The real bitch is that despite all my training, and despite the therapy and the support and all the discussions, I’m just terrified. I’m scared to move her today. I’m scared that she’ll be afraid in the new place. I’m afraid of what happens to her when she dies. (What do I believe in? I really don’t know.) I’m scared to take all the photos and pictures down from her room in Shuksan and see it empty. I’m afraid to sort through her clothes, which I know she’ll never wear again… even though she and I just went shopping and bought them together only two months ago. TWO MONTHS AGO. I just ironed all those labels on them. We were shopping in Fred Meyers and I was complaining about how difficult it was to shop. Now, I have to pack up those same clothes and move her to a place where I KNOW she will die. Now I know she won’t wear any of the things we bought.
I’m pretty sure I’ve never typed so fast. This is what they call a stream of consciousness. I will not edit this one, I will not add photos to make it look better. This is what fear looks like on the page. This is typing through tears. It is me stalling as I prepare to go over there and see her at Shuksan one more time.
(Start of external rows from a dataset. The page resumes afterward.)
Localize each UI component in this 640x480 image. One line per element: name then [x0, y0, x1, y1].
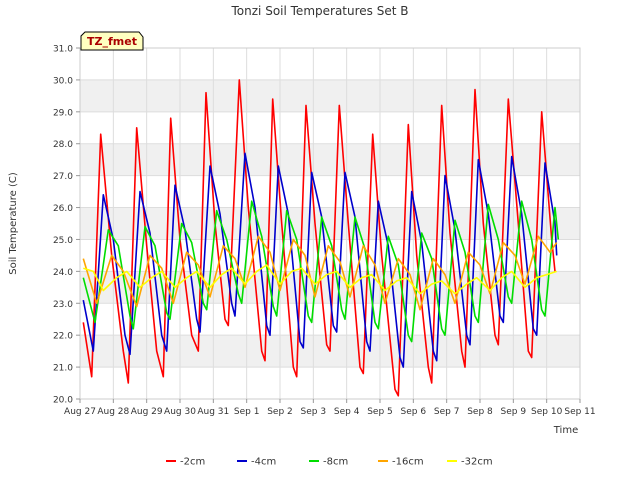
x-tick-label: Sep 3	[301, 407, 327, 417]
series-line-0	[82, 79, 556, 397]
legend-label: -2cm	[180, 457, 205, 468]
x-tick-label: Sep 11	[564, 407, 595, 417]
x-tick-label: Sep 2	[267, 407, 293, 417]
x-tick-label: Sep 7	[434, 407, 460, 417]
x-tick-label: Aug 28	[97, 407, 129, 417]
y-tick-label: 30.0	[53, 76, 73, 86]
y-tick-label: 31.0	[53, 45, 73, 55]
legend-label: -8cm	[323, 457, 348, 468]
x-tick-label: Aug 30	[164, 407, 196, 417]
badge-label: TZ_fmet	[87, 35, 137, 48]
x-tick-label: Aug 27	[64, 407, 96, 417]
y-axis-label: Soil Temperature (C)	[8, 172, 19, 275]
series-line-1	[82, 152, 558, 368]
y-tick-label: 25.0	[53, 236, 73, 246]
background-band	[80, 143, 580, 176]
legend-label: -4cm	[251, 457, 276, 468]
x-tick-label: Sep 9	[501, 407, 527, 417]
site-badge: TZ_fmet	[80, 31, 144, 51]
y-tick-label: 21.0	[53, 364, 73, 374]
y-tick-label: 20.0	[53, 396, 73, 406]
plot-frame	[79, 47, 581, 400]
legend-label: -16cm	[392, 457, 424, 468]
x-tick-label: Sep 10	[531, 407, 563, 417]
series-line-2	[82, 200, 560, 343]
x-tick-label: Sep 8	[467, 407, 493, 417]
x-axis-ticks: Aug 27 Aug 28 Aug 29 Aug 30 Aug 31 Sep 1 Sep 2…	[64, 399, 596, 417]
background-band	[80, 79, 580, 112]
y-tick-label: 28.0	[53, 140, 73, 150]
badge-shape	[80, 31, 144, 51]
series-lines	[82, 79, 560, 397]
background-band	[80, 207, 580, 240]
series-line-3	[82, 235, 558, 311]
x-tick-label: Sep 1	[234, 407, 260, 417]
x-tick-label: Aug 31	[197, 407, 229, 417]
y-tick-label: 26.0	[53, 204, 73, 214]
x-tick-label: Sep 5	[367, 407, 393, 417]
chart-title: Tonzi Soil Temperatures Set B	[231, 4, 409, 18]
y-tick-label: 22.0	[53, 332, 73, 342]
x-tick-label: Sep 4	[334, 407, 360, 417]
legend: -2cm -4cm -8cm -16cm -32cm	[166, 457, 493, 468]
legend-label: -32cm	[461, 457, 493, 468]
y-tick-label: 29.0	[53, 108, 73, 118]
y-tick-label: 24.0	[53, 268, 73, 278]
y-tick-label: 23.0	[53, 300, 73, 310]
x-tick-label: Sep 6	[401, 407, 427, 417]
x-axis-label: Time	[553, 425, 578, 436]
y-axis-ticks: 20.0 21.0 22.0 23.0 24.0 25.0 26.0 27.0 28.0 29.0…	[53, 45, 80, 406]
y-tick-label: 27.0	[53, 172, 73, 182]
x-tick-label: Aug 29	[131, 407, 163, 417]
series-line-4	[83, 264, 557, 295]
It’s me afraid to look in the eyes of the wonderful nurses who have taken such loving care of her. It’s me stalling because I keep trying to imagine where I’ll hang those pictures at Hospice. Where will I put her plants that she was watering herself and taking care of, until just two months ago. It’s me putting off canceling her follow-up appointment with her orthopedic surgeon, because I ran into him last night and we both agreed there was no point in making her come to that appointment. She’s not going to heal.
I am just finding ways to keep her comfortable (thanks to much help) and make her ending as kind as it can be. Yesterday, I poured her a Coke (a real one, not the fake Shasta she’d resigned herself to) and she told me she would “kill for a cigarette.” I have refused to buy her cigarettes for thirty years now. Refused. I have driven her to the store, but have not gone in and bought them. Now, I’m thinking of buying a pack of Marlboros and giving her this stupid thing she wants, with her Coke. Does it serve me, or does it serve her to see her die a non-smoker?
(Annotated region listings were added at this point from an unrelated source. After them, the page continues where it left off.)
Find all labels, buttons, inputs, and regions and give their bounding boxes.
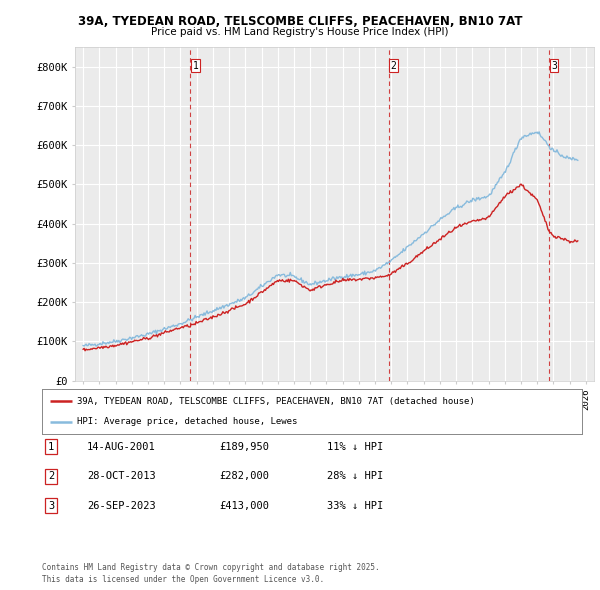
- Text: 1: 1: [193, 61, 198, 71]
- Text: Contains HM Land Registry data © Crown copyright and database right 2025.
This d: Contains HM Land Registry data © Crown c…: [42, 563, 380, 584]
- Text: 14-AUG-2001: 14-AUG-2001: [87, 442, 156, 451]
- Text: 39A, TYEDEAN ROAD, TELSCOMBE CLIFFS, PEACEHAVEN, BN10 7AT (detached house): 39A, TYEDEAN ROAD, TELSCOMBE CLIFFS, PEA…: [77, 397, 475, 406]
- Text: £189,950: £189,950: [219, 442, 269, 451]
- Text: 28% ↓ HPI: 28% ↓ HPI: [327, 471, 383, 481]
- Text: 1: 1: [48, 442, 54, 451]
- Text: 2: 2: [391, 61, 397, 71]
- Text: HPI: Average price, detached house, Lewes: HPI: Average price, detached house, Lewe…: [77, 417, 298, 426]
- Text: 26-SEP-2023: 26-SEP-2023: [87, 501, 156, 510]
- Text: 2: 2: [48, 471, 54, 481]
- Text: 39A, TYEDEAN ROAD, TELSCOMBE CLIFFS, PEACEHAVEN, BN10 7AT: 39A, TYEDEAN ROAD, TELSCOMBE CLIFFS, PEA…: [78, 15, 522, 28]
- Text: 3: 3: [48, 501, 54, 510]
- Text: 11% ↓ HPI: 11% ↓ HPI: [327, 442, 383, 451]
- Text: £413,000: £413,000: [219, 501, 269, 510]
- Text: 3: 3: [551, 61, 557, 71]
- Text: £282,000: £282,000: [219, 471, 269, 481]
- Text: Price paid vs. HM Land Registry's House Price Index (HPI): Price paid vs. HM Land Registry's House …: [151, 27, 449, 37]
- Text: 28-OCT-2013: 28-OCT-2013: [87, 471, 156, 481]
- Text: 33% ↓ HPI: 33% ↓ HPI: [327, 501, 383, 510]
All of this scares me and I don’t know how to move outside my house today. I’m scared of how I am going to heal. I’m scare of how this will all happen. I’ve actually said aloud, more than once and on these pages, that I wanted this to be over. I do. But that doesn’t mean I want to lose my mother. I didn’t want to lose her from the day I heard she had Huntington’s. I didn’t want to lose her from the day she told me my father was dead. It’s what I’ve feared for thirty-eight years and now it’s here. I’m going to have to face this and just get through it like lots of you have. I have gotten your notes and messages and I know I’m not the first person to do this. That does help. Thank you for reaching out and sharing those stories.
But right now, I know I can’t put it off any longer. Writing a blog post is not going to make that moment when she is gone any less real. I know that I need to go over to see her now and tell her that an ambulance is coming to move her. I need to collect her things and move them to Hospice with her. I need to face my fears. This post is my fear, with no pictures. No distractions. This is what is real today.